Expression of P_expR-lacZ in S. meliloti 8530 (WT) and S. melilotiΔqsrR mutant treated with either 500 mg L^-1 WSHM or 2% alfalfa seed exudates (E), respectively. Alfalfa seed exudates were used to assess whether WSHM could repress expR expression in a manner similar with plant signal. Data are expressed as average ± SEM for three replicates. Different letters indicate statistical significance as assessed by Duncan tests (P < 0.05).

FIGURE 5

Electrophoretic mobility shift assays confirmed direct binding of QsrR to the expR promoter (pexpR). pexpR is a 286 bp DNA fragment from the translational start codon of gene expR. Each lane contained 0.005 nM of labeled pexpR. The labeled pexpR and a ∼100-fold excess of the unlabeled pexpR were used in competitive assays. Labeled non-specific DNA from Streptomyces avermitilis was used as negative control. The amount of His₆-QsrR added in each lane were 0 μM, 0.92 Mm, 1.65 μM, 2.38 μM, 3.3 μM, 4.77 μM, 4.77 μM, and 4.77 μM, respectively.

FIGURE 6

Bacterial-one-hybrid assays showing interaction between expR promoter (R1, R4) and QsrR which was potentiated by WSHM. (A) Schematic diagram of bacterial one-hybrid system. The HIS3/URA3 cistron is in the pH3U3 prey vector. The target DNA sequences were ligated to pH3U3. The binding of DNA-binding domain (DBD, ligated to pB1H1) with the target DNA sequence enables the transcription of HIS3 and URA3. The expression of HIS3 enabled E. coli USO grow on NM selective medium containing the desired concentration of 3-amino-triazole (3-AT), a competitive inhibitor of HIS3. The expression of URA3 prevented E. coli USO growth on medium containing 5- fluoroorotic acid (5-FOA).

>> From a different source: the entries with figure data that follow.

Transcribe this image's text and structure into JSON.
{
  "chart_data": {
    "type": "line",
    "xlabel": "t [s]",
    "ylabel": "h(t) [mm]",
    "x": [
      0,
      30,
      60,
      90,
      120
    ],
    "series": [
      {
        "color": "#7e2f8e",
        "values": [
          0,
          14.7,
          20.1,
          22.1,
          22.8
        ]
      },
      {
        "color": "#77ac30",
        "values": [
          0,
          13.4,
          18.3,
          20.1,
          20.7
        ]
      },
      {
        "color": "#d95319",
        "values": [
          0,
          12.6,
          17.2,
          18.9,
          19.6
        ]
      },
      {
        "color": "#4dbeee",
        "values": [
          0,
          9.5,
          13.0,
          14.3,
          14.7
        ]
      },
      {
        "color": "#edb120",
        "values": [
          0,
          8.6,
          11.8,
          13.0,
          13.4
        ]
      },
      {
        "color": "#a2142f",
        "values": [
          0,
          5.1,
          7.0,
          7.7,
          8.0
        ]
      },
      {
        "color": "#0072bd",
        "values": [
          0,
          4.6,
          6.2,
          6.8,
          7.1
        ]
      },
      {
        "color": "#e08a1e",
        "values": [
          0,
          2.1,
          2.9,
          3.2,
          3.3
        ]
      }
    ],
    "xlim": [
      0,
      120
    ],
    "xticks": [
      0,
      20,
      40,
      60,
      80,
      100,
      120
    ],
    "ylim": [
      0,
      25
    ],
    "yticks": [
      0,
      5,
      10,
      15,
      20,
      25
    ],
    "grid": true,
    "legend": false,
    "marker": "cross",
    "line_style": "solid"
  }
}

This figure was adopted from Meng et al. (2005). (B) Schematic diagram of the promoter region of gene expR which was cloned into pH3U3. “+1” in red was marked as the transcription start site of expR which was located in 87 bp upstream of ATG of expR (Charoenpanich et al., 2013). Regions R1, R2, and R4 were ligated to pH3U3 prey vector to detect the binding region of QsrR. Region R1 is the entire intergenic region between expR and SMc03900. Region R2 is the middle region of R1 which lost the 87bp right flank and the 76bp left flank of R1. Region R4 is the left flank of R1 (142 bp). The blue arrows indicate transcriptional direction of expR and SMc03900. Region R2 was excluded from further analyses because of the high level self-activation of (E. coli USO: pB1H1/pH3U3-R2) (see Materials and Methods for details). (C) The interaction of QsrR and pexpR was assayed by the growth of bacteria on selective medium (NM lacking histidine) supplemented with 2, 3, or 5 mM of 3-AT. The genetic information of test strains is labeled on the left. “+/–” indicated that qsrR gene was cloned into pB1H1 (+) or the plasmid was left empty (–), and similar information for pH3U3. Images were assembled and the marked lines were eliminated without modifying the observed data in Adobe Photoshop CS5.